Before each tool call, output your reasoning in <thought> tags:
 
<thought>
The user needs information about X. I should search for Y because Z.
</thought>
 
Then invoke the appropriate tool.

Connections

To Tool Use: ReAct is a meta-pattern for tool orchestration. Tool design affects observation quality—verbose tools create context pressure, terse tools may lack information. See Tool Design for principles.
To Model Behavior: Temperature and instruction-following reliability directly affect ReAct chain quality. Extended thinking modes complement ReAct by providing internal reasoning before action selection.
To Plan-Build-Review: Complementary patterns. Plan-Build-Review for known structure, ReAct for emergent investigation.
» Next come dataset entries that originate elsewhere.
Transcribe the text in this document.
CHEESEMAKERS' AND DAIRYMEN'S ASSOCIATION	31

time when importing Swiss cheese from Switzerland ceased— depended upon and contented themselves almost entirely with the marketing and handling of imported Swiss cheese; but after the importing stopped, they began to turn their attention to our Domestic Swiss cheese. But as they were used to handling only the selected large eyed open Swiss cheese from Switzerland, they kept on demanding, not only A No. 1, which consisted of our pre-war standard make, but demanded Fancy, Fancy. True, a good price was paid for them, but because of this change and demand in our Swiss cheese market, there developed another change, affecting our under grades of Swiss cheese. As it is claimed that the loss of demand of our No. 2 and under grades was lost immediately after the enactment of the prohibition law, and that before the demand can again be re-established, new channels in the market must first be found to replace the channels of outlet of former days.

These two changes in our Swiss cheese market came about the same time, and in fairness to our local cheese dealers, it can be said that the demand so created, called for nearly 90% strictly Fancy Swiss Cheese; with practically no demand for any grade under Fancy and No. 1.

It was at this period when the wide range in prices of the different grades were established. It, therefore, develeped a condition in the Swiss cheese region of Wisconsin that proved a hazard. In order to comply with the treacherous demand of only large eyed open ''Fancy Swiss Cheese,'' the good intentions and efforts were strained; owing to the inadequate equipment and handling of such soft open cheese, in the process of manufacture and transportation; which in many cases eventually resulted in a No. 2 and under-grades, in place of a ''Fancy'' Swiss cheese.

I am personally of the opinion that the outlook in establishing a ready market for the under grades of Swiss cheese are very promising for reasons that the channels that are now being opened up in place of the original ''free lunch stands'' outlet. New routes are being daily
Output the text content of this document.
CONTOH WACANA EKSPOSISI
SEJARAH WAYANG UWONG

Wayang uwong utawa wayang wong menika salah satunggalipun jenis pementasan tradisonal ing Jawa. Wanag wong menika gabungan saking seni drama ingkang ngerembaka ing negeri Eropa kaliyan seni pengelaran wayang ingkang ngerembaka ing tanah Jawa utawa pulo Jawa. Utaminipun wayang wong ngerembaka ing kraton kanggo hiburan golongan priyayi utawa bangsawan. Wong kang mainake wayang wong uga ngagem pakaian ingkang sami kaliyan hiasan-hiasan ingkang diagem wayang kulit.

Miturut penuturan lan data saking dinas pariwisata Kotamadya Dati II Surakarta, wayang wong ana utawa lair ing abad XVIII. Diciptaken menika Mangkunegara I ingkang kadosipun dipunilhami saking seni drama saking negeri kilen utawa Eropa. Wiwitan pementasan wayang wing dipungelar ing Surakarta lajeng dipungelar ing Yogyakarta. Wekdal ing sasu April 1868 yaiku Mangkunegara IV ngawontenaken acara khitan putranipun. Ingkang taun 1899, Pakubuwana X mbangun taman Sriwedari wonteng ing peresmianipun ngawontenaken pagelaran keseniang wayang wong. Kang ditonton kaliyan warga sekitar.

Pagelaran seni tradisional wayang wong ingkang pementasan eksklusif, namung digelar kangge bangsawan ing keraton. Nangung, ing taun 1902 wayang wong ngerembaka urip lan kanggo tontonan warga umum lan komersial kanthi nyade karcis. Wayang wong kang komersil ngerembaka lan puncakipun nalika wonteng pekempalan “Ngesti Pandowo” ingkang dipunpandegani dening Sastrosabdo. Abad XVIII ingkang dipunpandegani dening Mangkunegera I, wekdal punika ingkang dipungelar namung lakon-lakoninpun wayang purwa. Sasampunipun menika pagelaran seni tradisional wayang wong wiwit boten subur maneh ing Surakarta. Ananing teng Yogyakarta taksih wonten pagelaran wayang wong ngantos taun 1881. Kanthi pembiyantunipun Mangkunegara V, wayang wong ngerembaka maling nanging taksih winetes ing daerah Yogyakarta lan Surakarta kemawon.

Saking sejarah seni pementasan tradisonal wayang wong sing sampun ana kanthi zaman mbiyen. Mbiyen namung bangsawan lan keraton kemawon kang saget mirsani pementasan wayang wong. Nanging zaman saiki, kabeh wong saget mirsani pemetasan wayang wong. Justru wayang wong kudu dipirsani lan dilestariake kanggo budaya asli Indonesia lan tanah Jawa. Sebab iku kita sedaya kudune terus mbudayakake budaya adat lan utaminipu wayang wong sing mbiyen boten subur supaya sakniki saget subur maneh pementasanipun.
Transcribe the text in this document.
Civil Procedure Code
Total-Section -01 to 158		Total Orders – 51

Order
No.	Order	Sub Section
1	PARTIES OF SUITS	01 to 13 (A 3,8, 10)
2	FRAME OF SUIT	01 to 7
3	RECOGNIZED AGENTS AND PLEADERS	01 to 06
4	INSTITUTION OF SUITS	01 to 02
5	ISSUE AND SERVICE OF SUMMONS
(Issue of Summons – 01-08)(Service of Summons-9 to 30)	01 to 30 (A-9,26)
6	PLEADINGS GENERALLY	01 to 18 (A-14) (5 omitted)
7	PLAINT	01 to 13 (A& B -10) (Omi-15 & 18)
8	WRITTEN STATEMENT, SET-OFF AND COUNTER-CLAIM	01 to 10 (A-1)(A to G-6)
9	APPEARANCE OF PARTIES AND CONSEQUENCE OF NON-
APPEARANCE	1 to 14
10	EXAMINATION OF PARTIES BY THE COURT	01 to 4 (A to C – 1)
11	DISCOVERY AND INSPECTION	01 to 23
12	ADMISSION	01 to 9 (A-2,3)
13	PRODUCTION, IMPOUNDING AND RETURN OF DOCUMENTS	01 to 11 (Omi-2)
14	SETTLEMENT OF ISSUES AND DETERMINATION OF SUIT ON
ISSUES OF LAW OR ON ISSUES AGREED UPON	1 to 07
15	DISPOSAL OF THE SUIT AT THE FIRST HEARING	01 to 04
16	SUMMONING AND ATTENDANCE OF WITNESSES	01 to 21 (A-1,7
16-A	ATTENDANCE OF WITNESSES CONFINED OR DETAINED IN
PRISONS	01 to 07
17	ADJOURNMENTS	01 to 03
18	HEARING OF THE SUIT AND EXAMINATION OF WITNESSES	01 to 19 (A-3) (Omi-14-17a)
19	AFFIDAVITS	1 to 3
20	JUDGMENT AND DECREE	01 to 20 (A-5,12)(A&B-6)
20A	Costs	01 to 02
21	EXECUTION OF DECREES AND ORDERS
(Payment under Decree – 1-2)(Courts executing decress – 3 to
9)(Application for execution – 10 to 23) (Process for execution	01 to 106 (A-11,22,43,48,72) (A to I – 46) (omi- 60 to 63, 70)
Synthesis: use ReAct within the Research phase to discover information for planning.
To Orchestrator Pattern: ReAct can operate within an orchestrator's sub-agents. Scout agents using ReAct gather grounded observations that the orchestrator synthesizes.
To Context Management: ReAct's accumulated observations require careful context management. Progressive disclosure and observation summarization prevent context exhaustion.

Origins and References

The ReAct pattern was introduced in:

Yao et al. (2023): "ReAct: Synergizing Reasoning and Acting in Language Models" arxiv.org/abs/2210.03629

The paper demonstrated that interleaving reasoning traces with action execution outperforms both reasoning-only (Chain-of-Thought) and action-only approaches on tasks requiring information retrieval and multi-step reasoning.

Key findings from the paper:

ReAct reduces hallucination by grounding reasoning in observations
The trace improves human interpretability and error diagnosis
Performance gains appear primarily on tasks requiring external knowledge

Subsequent work extended ReAct with reflection (Reflexion), planning (Plan-and-Solve), and tool-augmented variants across different domains.